Campuses receiving funding are Cleveland State University, Wright State University, Bowling Green State University, and Case Western Reserve University. The Research Institute at Nationwide Children’s Hospital will also receive a share of the funds.
The funding was allocated as part of a provision in House Bill 166, which gives ODHE the authority to use the funds to advance collaborative research in specified research areas. Awardees are chosen through a third-party, independent review process that is undertaken to objectively evaluate proposals through an RFP process. ODHE may award up to $1 million in fiscal years 2020 and 2021 to support research of substance abuse issues.
“RecoveryOhio’s Initial Report stressed the importance of data and research-based outcomes to inform decisions about treatment, recovery support, and prevention of substance use disorder,” said Governor Mike DeWine. “This research will help us better meet the needs of Ohioans at risk and recovering from substance use disorders for years to come.”
“I’m pleased to announce these awards to help address a critical issue in Ohio,” ODHE Chancellor Randy Gardner said. “Addiction affects not only the users, but also their families, their employers, and our state. I am encouraged by the work that our campuses and Nationwide Children’s will be doing to address this important topic.”

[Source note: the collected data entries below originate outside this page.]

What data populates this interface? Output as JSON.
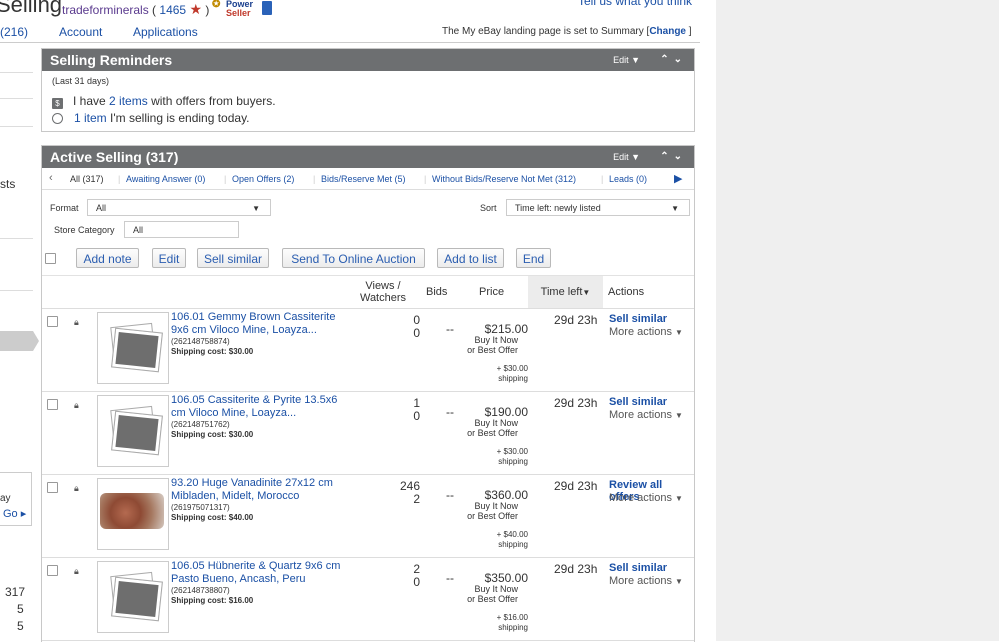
{
  "header": {
    "title": "Selling",
    "seller_name": "tradeforminerals",
    "feedback_score": "1465",
    "power_line1": "Power",
    "power_line2": "Seller",
    "tell_us": "Tell us what you think"
  },
  "tabs": {
    "count": "(216)",
    "account": "Account",
    "applications": "Applications",
    "landing_text": "The My eBay landing page is set to Summary",
    "landing_change": "Change"
  },
  "left_col": {
    "partial1": "sts",
    "partial2": "ay",
    "go": "Go ▸",
    "num1": "317",
    "num2": "5",
    "num3": "5"
  },
  "reminders": {
    "title": "Selling Reminders",
    "edit": "Edit ▼",
    "period": "(Last 31 days)",
    "line1_pre": "I have",
    "line1_link": "2 items",
    "line1_post": "with offers from buyers.",
    "line2_link": "1 item",
    "line2_post": "I'm selling is ending today."
  },
  "active": {
    "title": "Active Selling (317)",
    "edit": "Edit ▼",
    "filters": [
      "All (317)",
      "Awaiting Answer (0)",
      "Open Offers (2)",
      "Bids/Reserve Met (5)",
      "Without Bids/Reserve Not Met (312)",
      "Leads (0)"
    ],
    "format_label": "Format",
    "format_value": "All",
    "sort_label": "Sort",
    "sort_value": "Time left: newly listed",
    "store_label": "Store Category",
    "store_value": "All",
    "buttons": [
      "Add note",
      "Edit",
      "Sell similar",
      "Send To Online Auction",
      "Add to list",
      "End"
    ],
    "columns": {
      "views_line1": "Views /",
      "views_line2": "Watchers",
      "bids": "Bids",
      "price": "Price",
      "time_left": "Time left",
      "actions": "Actions"
    }
  },
  "items": [
    {
      "title": "106.01 Gemmy Brown Cassiterite 9x6 cm Viloco Mine, Loayza...",
      "id": "(262148758874)",
      "shipping": "Shipping cost: $30.00",
      "views": "0",
      "watchers": "0",
      "bids": "--",
      "price": "$215.00",
      "bin1": "Buy It Now",
      "bin2": "or Best Offer",
      "ship_amt": "+ $30.00",
      "ship_lbl": "shipping",
      "time_left": "29d 23h",
      "action": "Sell similar",
      "more": "More actions",
      "photo": "placeholder"
    },
    {
      "title": "106.05 Cassiterite & Pyrite 13.5x6 cm Viloco Mine, Loayza...",
      "id": "(262148751762)",
      "shipping": "Shipping cost: $30.00",
      "views": "1",
      "watchers": "0",
      "bids": "--",
      "price": "$190.00",
      "bin1": "Buy It Now",
      "bin2": "or Best Offer",
      "ship_amt": "+ $30.00",
      "ship_lbl": "shipping",
      "time_left": "29d 23h",
      "action": "Sell similar",
      "more": "More actions",
      "photo": "placeholder"
    },
    {
      "title": "93.20 Huge Vanadinite 27x12 cm Mibladen, Midelt, Morocco",
      "id": "(261975071317)",
      "shipping": "Shipping cost: $40.00",
      "views": "246",
      "watchers": "2",
      "bids": "--",
      "price": "$360.00",
      "bin1": "Buy It Now",
      "bin2": "or Best Offer",
      "ship_amt": "+ $40.00",
      "ship_lbl": "shipping",
      "time_left": "29d 23h",
      "action": "Review all offers",
      "more": "More actions",
      "photo": "mineral"
    },
    {
      "title": "106.05 Hübnerite & Quartz 9x6 cm Pasto Bueno, Ancash, Peru",
      "id": "(262148738807)",
      "shipping": "Shipping cost: $16.00",
      "views": "2",
      "watchers": "0",
      "bids": "--",
      "price": "$350.00",
      "bin1": "Buy It Now",
      "bin2": "or Best Offer",
      "ship_amt": "+ $16.00",
      "ship_lbl": "shipping",
      "time_left": "29d 23h",
      "action": "Sell similar",
      "more": "More actions",
      "photo": "placeholder"
    }
  ]
}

Funding awarded and project details are as follows:
.Cleveland State University – $252,819 to research patient-specific risk patterns for substance use disorder and withdrawal in real time. CSU will work to develop a cellphone application and automated statistical algorithms to identify person-specific risk factors and patterns for sobriety lapses for individuals completing an outpatient treatment program. Additional CSU research will inform treatment care providers of their patients’ status on treatment outcomes.
.Wright State University – $442,741 to train primary care providers in a prescription-tapering protocol known as PRESTO (PRomoting Engagement for Safe Tapering of Opioids). Wright State will recruit 150 primary care providers for training, which includes CSC opioid-prescribing guidelines, the Ohio prescription drug monitoring program, and motivational interview techniques. The study will compare prescribing patterns eight months prior to training and eight months after training, as well as results. The goal is to validate the PRESTO approach as an effective way to reduce the risk of overdose.

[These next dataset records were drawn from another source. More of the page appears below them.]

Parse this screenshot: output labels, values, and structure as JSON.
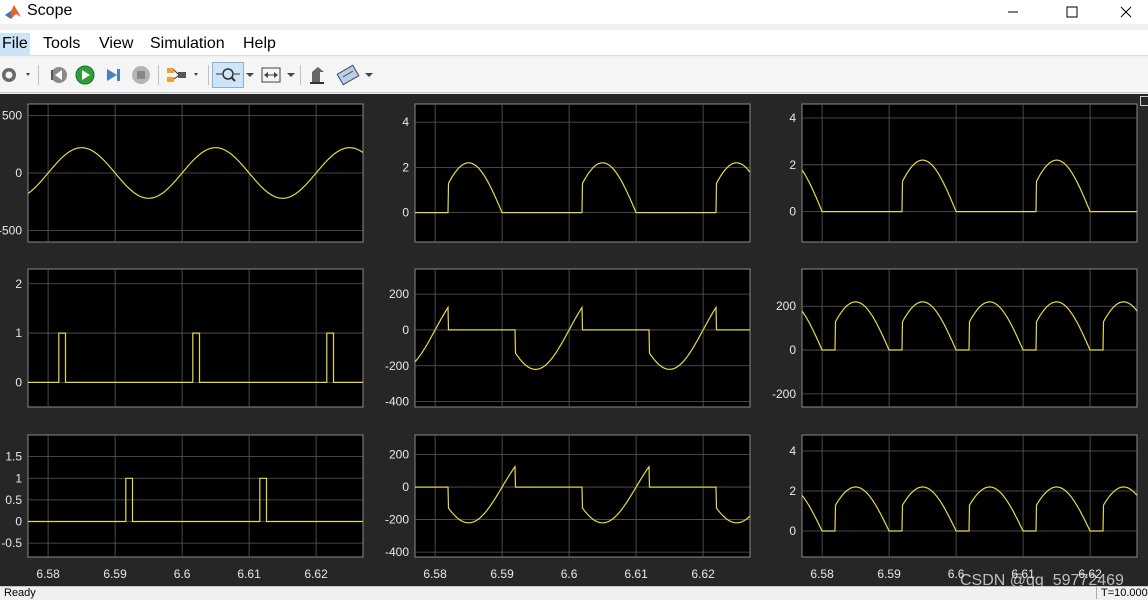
{
  "window": {
    "title": "Scope",
    "controls": [
      "minimize-icon",
      "maximize-icon",
      "close-icon"
    ]
  },
  "menu": {
    "items": [
      "File",
      "Tools",
      "View",
      "Simulation",
      "Help"
    ],
    "active": "File"
  },
  "toolbar": {
    "icons": [
      "settings-gear-icon",
      "step-back-icon",
      "run-icon",
      "step-forward-icon",
      "stop-icon",
      "signal-selector-icon",
      "zoom-icon",
      "autoscale-icon",
      "highlight-icon",
      "measurement-icon"
    ],
    "selected": "zoom-icon"
  },
  "status": {
    "left": "Ready",
    "right": "T=10.000"
  },
  "watermark": "CSDN @qq_59772469",
  "colors": {
    "trace": "#e6d94a",
    "axes_bg": "#000000",
    "figure_bg": "#262626",
    "grid": "#5a5a5a",
    "tick_text": "#e8e8e8"
  },
  "chart_data": [
    {
      "type": "line",
      "name_hint": "ac-source",
      "xlim": [
        6.577,
        6.627
      ],
      "ylim": [
        -600,
        600
      ],
      "yticks": [
        -500,
        0,
        500
      ],
      "ytick_labels": [
        "-500",
        "0",
        "500"
      ],
      "xticks": [
        6.58,
        6.59,
        6.6,
        6.61,
        6.62
      ],
      "xtick_labels": [],
      "grid": true,
      "wave": {
        "kind": "sine",
        "amplitude": 220,
        "frequency": 50,
        "phase_zero": 6.58
      }
    },
    {
      "type": "line",
      "name_hint": "load-voltage",
      "xlim": [
        6.577,
        6.627
      ],
      "ylim": [
        -1.3,
        4.8
      ],
      "yticks": [
        0,
        2,
        4
      ],
      "ytick_labels": [
        "0",
        "2",
        "4"
      ],
      "xticks": [
        6.58,
        6.59,
        6.6,
        6.61,
        6.62
      ],
      "xtick_labels": [],
      "grid": true,
      "wave": {
        "kind": "gated_half_sine",
        "amplitude": 2.2,
        "frequency": 50,
        "phase_zero": 6.58,
        "fire_angle_deg": 35,
        "polarity": "positive"
      }
    },
    {
      "type": "line",
      "name_hint": "rectified-current",
      "xlim": [
        6.577,
        6.627
      ],
      "ylim": [
        -1.3,
        4.6
      ],
      "yticks": [
        0,
        2,
        4
      ],
      "ytick_labels": [
        "0",
        "2",
        "4"
      ],
      "xticks": [
        6.58,
        6.59,
        6.6,
        6.61,
        6.62
      ],
      "xtick_labels": [],
      "grid": true,
      "wave": {
        "kind": "gated_half_sine",
        "amplitude": 2.2,
        "frequency": 50,
        "phase_zero": 6.58,
        "fire_angle_deg": 35,
        "polarity": "negative"
      }
    },
    {
      "type": "line",
      "name_hint": "gate-pulse-1",
      "xlim": [
        6.577,
        6.627
      ],
      "ylim": [
        -0.5,
        2.3
      ],
      "yticks": [
        0,
        1,
        2
      ],
      "ytick_labels": [
        "0",
        "1",
        "2"
      ],
      "xticks": [
        6.58,
        6.59,
        6.6,
        6.61,
        6.62
      ],
      "xtick_labels": [],
      "grid": true,
      "pulses": [
        [
          6.5816,
          6.5826
        ],
        [
          6.6016,
          6.6026
        ],
        [
          6.6216,
          6.6226
        ]
      ]
    },
    {
      "type": "line",
      "name_hint": "thyristor-voltage-1",
      "xlim": [
        6.577,
        6.627
      ],
      "ylim": [
        -430,
        340
      ],
      "yticks": [
        -400,
        -200,
        0,
        200
      ],
      "ytick_labels": [
        "-400",
        "-200",
        "0",
        "200"
      ],
      "xticks": [
        6.58,
        6.59,
        6.6,
        6.61,
        6.62
      ],
      "xtick_labels": [],
      "grid": true,
      "wave": {
        "kind": "blocked_sine",
        "amplitude": 220,
        "frequency": 50,
        "phase_zero": 6.58,
        "fire_angle_deg": 35,
        "polarity": "positive"
      }
    },
    {
      "type": "line",
      "name_hint": "output-voltage",
      "xlim": [
        6.577,
        6.627
      ],
      "ylim": [
        -260,
        370
      ],
      "yticks": [
        -200,
        0,
        200
      ],
      "ytick_labels": [
        "-200",
        "0",
        "200"
      ],
      "xticks": [
        6.58,
        6.59,
        6.6,
        6.61,
        6.62
      ],
      "xtick_labels": [],
      "grid": true,
      "wave": {
        "kind": "full_rectified_gated",
        "amplitude": 220,
        "frequency": 50,
        "phase_zero": 6.58,
        "fire_angle_deg": 35
      }
    },
    {
      "type": "line",
      "name_hint": "gate-pulse-2",
      "xlim": [
        6.577,
        6.627
      ],
      "ylim": [
        -0.82,
        2.0
      ],
      "yticks": [
        -0.5,
        0,
        0.5,
        1,
        1.5
      ],
      "ytick_labels": [
        "-0.5",
        "0",
        "0.5",
        "1",
        "1.5"
      ],
      "xticks": [
        6.58,
        6.59,
        6.6,
        6.61,
        6.62
      ],
      "xtick_labels": [
        "6.58",
        "6.59",
        "6.6",
        "6.61",
        "6.62"
      ],
      "grid": true,
      "pulses": [
        [
          6.5916,
          6.5926
        ],
        [
          6.6116,
          6.6126
        ]
      ]
    },
    {
      "type": "line",
      "name_hint": "thyristor-voltage-2",
      "xlim": [
        6.577,
        6.627
      ],
      "ylim": [
        -430,
        320
      ],
      "yticks": [
        -400,
        -200,
        0,
        200
      ],
      "ytick_labels": [
        "-400",
        "-200",
        "0",
        "200"
      ],
      "xticks": [
        6.58,
        6.59,
        6.6,
        6.61,
        6.62
      ],
      "xtick_labels": [
        "6.58",
        "6.59",
        "6.6",
        "6.61",
        "6.62"
      ],
      "grid": true,
      "wave": {
        "kind": "blocked_sine",
        "amplitude": 220,
        "frequency": 50,
        "phase_zero": 6.58,
        "fire_angle_deg": 35,
        "polarity": "negative"
      }
    },
    {
      "type": "line",
      "name_hint": "output-current",
      "xlim": [
        6.577,
        6.627
      ],
      "ylim": [
        -1.3,
        4.8
      ],
      "yticks": [
        0,
        2,
        4
      ],
      "ytick_labels": [
        "0",
        "2",
        "4"
      ],
      "xticks": [
        6.58,
        6.59,
        6.6,
        6.61,
        6.62
      ],
      "xtick_labels": [
        "6.58",
        "6.59",
        "6.6",
        "6.61",
        "6.62"
      ],
      "grid": true,
      "wave": {
        "kind": "full_rectified_gated",
        "amplitude": 2.2,
        "frequency": 50,
        "phase_zero": 6.58,
        "fire_angle_deg": 35
      }
    }
  ]
}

.Bowling Green State University – $475,535 to develop predictive models for identifying risk factors leading to substance abuse. BGSU will work to identify individual factors associated with dependence and subsequently develop a model to predict the target group more likely to face addiction risk. Bowling Green’s research will also help to identify behavioral and socioeconomic factors that affect communities, with a goal of developing a geo-spatial model to assess substance addiction risk using cutting-edge, data-driven analytics.

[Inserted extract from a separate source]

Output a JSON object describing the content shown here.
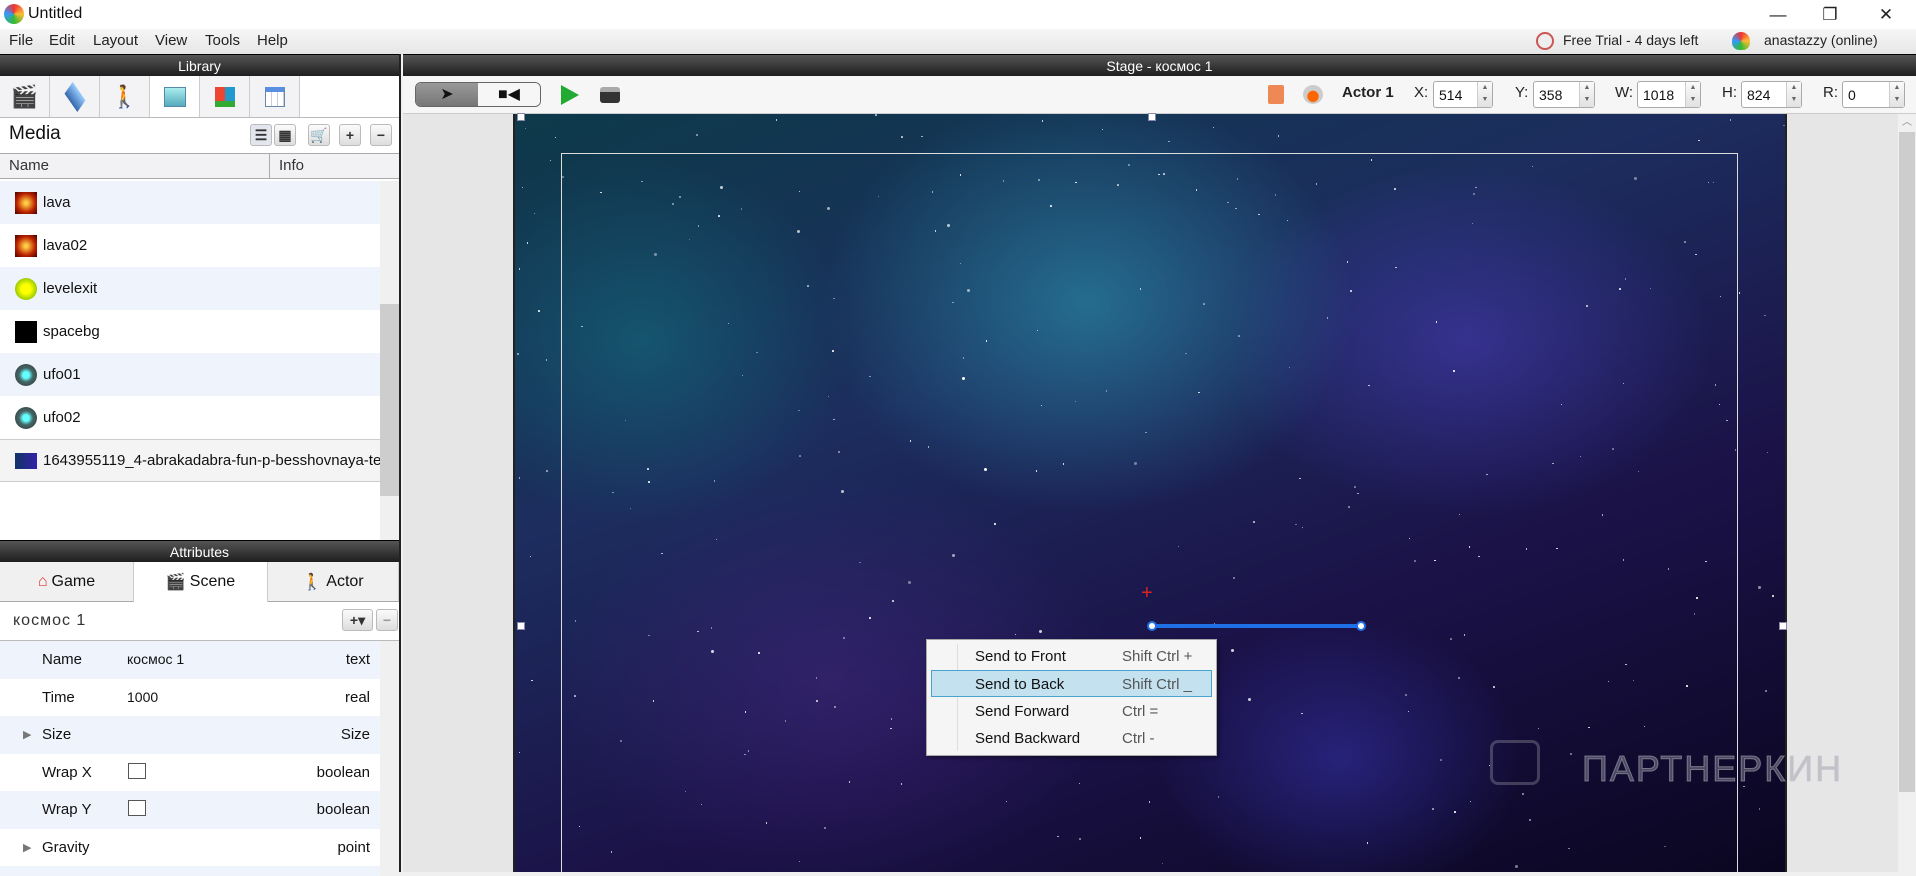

.Case Western Reserve University – $96,837 to identify the geographic context of opiate use for targeting interventions. The project is based on the work of CWRU’s GIS Health and Hazards Lab, which has developed a method that informs substance abuse intervention strategies. Project goals are to collect, analyze, and map spatial video geonarratives about substance use disorder based upon the knowledge of local law enforcement; refine a previously developed mapping tool so law enforcement can more fully understand the geography of substance use; and deploy the local mapping tool with law enforcement partners for revised feedback and dissemination to agencies across Ohio.
.Nationwide Children’s Hospital – $499,998 to better understand the risk of relapse among adults in Opioid Use Disorder (OUD) remission. The project will examine an application of passive home monitoring technology that tracks daily schedules and routines of adults living with OUD. Machine learning will be applied to identify daily or weekly patterns within each household.
Project findings will be reported by each institution and are expected by the end of fiscal year 2021. House Bill 166 also provides Research Incentive awards of up to $1 million and $750,000 for projects in the areas of infant mortality and cybersecurity, respectively, in fiscal years 2020 and 2021.